10 And this not only disrespects the basis of liberal democracy in human and civic rights; it also allows an unscrupulous demagogue to claim that only he or she can truly understand, channel and represent the single will of the single people.

11 Does ‘rule’ imply rational choice or transient whim?
Plato makes a very interesting and controversial claim in e.g. the Gorgias and Republic: true ‘rule’ can only take place if the ruler or rulers act from accurately informed, deliberative rational choice, and not just on a momentary whim …

12 Democracy to Demagoguery
Those who act on unreflective, ill-informed whims, thinks Plato, are at risk of being manipulated by opportunistic demagogues, who gain power through democratic mechanisms and then, as we have seen, by claiming that only they truly understand the will of the people, subvert democracy into tyranny before the people realise what is going on … Republic 562a-569c provides an incisive analysis of this process.

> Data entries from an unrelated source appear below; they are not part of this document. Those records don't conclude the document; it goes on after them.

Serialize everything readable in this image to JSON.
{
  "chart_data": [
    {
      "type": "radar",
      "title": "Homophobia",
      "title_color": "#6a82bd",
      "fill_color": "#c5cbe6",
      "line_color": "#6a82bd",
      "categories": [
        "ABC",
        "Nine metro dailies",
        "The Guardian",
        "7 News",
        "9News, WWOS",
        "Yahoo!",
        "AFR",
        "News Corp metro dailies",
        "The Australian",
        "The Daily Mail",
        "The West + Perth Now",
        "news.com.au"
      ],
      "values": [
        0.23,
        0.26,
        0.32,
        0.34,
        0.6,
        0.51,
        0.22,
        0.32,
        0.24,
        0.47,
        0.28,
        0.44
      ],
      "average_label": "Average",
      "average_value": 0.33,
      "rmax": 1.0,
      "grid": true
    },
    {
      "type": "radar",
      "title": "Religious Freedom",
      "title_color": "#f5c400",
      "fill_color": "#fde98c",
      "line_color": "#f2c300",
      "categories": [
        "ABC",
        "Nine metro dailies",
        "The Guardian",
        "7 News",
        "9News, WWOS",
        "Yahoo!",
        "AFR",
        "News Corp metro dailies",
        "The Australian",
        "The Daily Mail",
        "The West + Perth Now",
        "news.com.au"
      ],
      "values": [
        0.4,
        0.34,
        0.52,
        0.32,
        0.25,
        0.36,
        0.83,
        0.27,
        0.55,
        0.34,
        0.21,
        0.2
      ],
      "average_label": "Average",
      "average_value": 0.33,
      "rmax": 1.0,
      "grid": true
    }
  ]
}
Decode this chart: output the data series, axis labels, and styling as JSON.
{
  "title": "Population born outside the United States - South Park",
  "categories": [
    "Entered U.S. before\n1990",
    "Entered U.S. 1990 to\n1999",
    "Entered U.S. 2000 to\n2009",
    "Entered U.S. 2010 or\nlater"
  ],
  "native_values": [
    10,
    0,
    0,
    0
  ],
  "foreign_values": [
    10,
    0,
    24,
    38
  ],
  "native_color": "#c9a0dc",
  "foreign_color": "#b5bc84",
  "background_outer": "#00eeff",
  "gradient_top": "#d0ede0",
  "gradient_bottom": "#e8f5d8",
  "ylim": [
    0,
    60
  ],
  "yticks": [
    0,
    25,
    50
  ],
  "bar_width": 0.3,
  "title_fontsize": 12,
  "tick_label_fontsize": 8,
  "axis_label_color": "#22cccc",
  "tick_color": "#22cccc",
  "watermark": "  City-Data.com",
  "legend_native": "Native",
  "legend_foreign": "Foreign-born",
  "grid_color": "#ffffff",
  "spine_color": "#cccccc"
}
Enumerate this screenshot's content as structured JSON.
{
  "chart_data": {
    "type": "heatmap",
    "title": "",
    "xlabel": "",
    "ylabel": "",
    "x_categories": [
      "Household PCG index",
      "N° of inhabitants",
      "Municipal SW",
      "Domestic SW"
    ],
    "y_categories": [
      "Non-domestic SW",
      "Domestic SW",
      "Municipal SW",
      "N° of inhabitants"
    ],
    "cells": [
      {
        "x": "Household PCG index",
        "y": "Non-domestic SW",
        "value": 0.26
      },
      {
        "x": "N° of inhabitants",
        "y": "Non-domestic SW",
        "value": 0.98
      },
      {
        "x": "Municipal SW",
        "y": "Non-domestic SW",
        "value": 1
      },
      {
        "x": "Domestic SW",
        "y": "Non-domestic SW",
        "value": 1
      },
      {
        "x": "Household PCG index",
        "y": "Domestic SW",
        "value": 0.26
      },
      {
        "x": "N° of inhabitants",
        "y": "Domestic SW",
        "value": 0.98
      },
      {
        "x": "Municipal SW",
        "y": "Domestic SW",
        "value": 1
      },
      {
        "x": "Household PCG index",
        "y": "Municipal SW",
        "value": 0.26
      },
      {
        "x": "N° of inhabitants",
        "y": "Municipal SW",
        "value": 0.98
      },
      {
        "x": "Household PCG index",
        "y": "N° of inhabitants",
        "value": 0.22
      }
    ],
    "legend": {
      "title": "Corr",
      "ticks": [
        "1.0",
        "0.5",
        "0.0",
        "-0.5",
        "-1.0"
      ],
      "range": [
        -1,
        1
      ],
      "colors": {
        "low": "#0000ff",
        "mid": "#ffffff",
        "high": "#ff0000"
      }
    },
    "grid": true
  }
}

13 Conditions for Choice You might want to include: Freedom of expression
Free press Access to internet And, of course, good education – particularly, I would suggest, education in philosophy, which both invites students to consider what a flourishing individual and communal life might look like, and provides the intellectual tools required to try to work towards it: conceptual analysis; the construction and analysis of both deductive and inductive arguments; an ability to discuss together and listen to the views of others.